A doença causada pelo S. stercoralis no homem pode manifestar-se em três formas clínicas: aguda, crônica (não complicada ou complicada) e disseminada. A forma clínica inicial da infecção aguda é pouco relatada na literatura e pouco notificada pelo médico. Na forma crônica não complicada os sintomas gastrintestinais são os mais relevantes, enquanto que na forma complicada o paciente geralmente apresenta sintomas respiratórios como broncoespasmo e síndrome de angústia respiratória do adulto, podendo associar-se à pneumonia bacteriana secundária5 12. Em associação com imunosupressão, o espectro clínico tende a se agravar, ocorrendo manifestações de lesões em múltiplos órgãos e sistemas, caracterizando a forma disseminada da infecção1.

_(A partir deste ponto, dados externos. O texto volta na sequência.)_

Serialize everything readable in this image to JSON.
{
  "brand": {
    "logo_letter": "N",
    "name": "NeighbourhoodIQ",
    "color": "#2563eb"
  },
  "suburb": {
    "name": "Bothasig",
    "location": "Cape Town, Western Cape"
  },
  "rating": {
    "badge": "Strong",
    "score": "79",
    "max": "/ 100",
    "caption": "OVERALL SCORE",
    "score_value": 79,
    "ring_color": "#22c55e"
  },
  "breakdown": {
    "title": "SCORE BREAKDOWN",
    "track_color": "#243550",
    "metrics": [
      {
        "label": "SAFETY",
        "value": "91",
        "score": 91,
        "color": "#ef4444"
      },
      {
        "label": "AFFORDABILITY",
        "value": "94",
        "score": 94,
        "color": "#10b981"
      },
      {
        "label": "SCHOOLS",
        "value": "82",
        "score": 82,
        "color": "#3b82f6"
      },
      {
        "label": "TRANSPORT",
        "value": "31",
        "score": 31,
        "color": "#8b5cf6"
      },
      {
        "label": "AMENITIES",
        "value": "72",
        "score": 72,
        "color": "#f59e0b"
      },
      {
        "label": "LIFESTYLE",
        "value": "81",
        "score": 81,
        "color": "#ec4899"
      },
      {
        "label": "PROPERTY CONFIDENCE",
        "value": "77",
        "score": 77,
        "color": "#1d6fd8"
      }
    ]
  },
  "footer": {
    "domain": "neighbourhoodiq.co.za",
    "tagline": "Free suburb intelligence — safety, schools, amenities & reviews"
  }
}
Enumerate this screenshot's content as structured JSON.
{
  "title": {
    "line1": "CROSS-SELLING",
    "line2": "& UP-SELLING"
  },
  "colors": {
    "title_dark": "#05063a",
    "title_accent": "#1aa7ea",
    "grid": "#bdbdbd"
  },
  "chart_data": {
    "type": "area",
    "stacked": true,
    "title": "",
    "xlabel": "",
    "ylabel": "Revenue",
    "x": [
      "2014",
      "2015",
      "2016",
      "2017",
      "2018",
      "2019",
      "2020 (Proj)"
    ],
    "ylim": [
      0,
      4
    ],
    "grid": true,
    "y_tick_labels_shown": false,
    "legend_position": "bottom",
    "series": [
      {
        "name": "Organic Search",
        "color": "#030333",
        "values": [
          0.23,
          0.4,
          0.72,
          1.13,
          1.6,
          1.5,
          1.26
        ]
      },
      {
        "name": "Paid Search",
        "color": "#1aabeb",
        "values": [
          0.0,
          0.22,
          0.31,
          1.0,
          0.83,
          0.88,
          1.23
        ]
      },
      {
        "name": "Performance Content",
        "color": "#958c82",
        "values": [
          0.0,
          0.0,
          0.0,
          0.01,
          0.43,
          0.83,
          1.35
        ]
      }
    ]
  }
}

O paciente ora relatado fazia uso de corticosteróide, sendo este o provável fator desencadeante da disseminação do S. stercoralis. De fato, em casos graves de estrongiloidíase, é consenso que o principal fator predisponente para a apresentação sistêmica da parasitose é a imunossupressão, sendo o uso crônico de corticosteróide imputado, quase que em unanimidade, como o mais importante fator de risco7.

A manifestação cutânea mais comum na estrongiloidíase é a larva currens, isto é, lesão urticariforme, linear, pruriginosa, normalmente única e ocasionalmente múltipla, decorrente da penetração ativa da larva na pele da borda anal do indivíduo8. As lesões de pele na forma disseminada resultam da disseminação hematogênica do parasita, conforme já descrito em lesões do parênquima cerebral, com características isquêmicas, conseqüentes à embolização do nematódeo6. Outra explicação seria a migração das larvas através da parede dos vasos sangüíneos na derme papilar, causando hemorragia petequial. Além disso, as larvas podem também migrar a partir da cavidade peritoneal, após terem invadido os vasos da parede do intestino delgado4,2. Independente do mecanismo, lesões cutâneas não são freqüentemente relatadas e, se presentes, manifestam-se como rash e petéquias. Púrpuras bem definidas, tal como as apresentadas pelo paciente, são pouco descritas8 11.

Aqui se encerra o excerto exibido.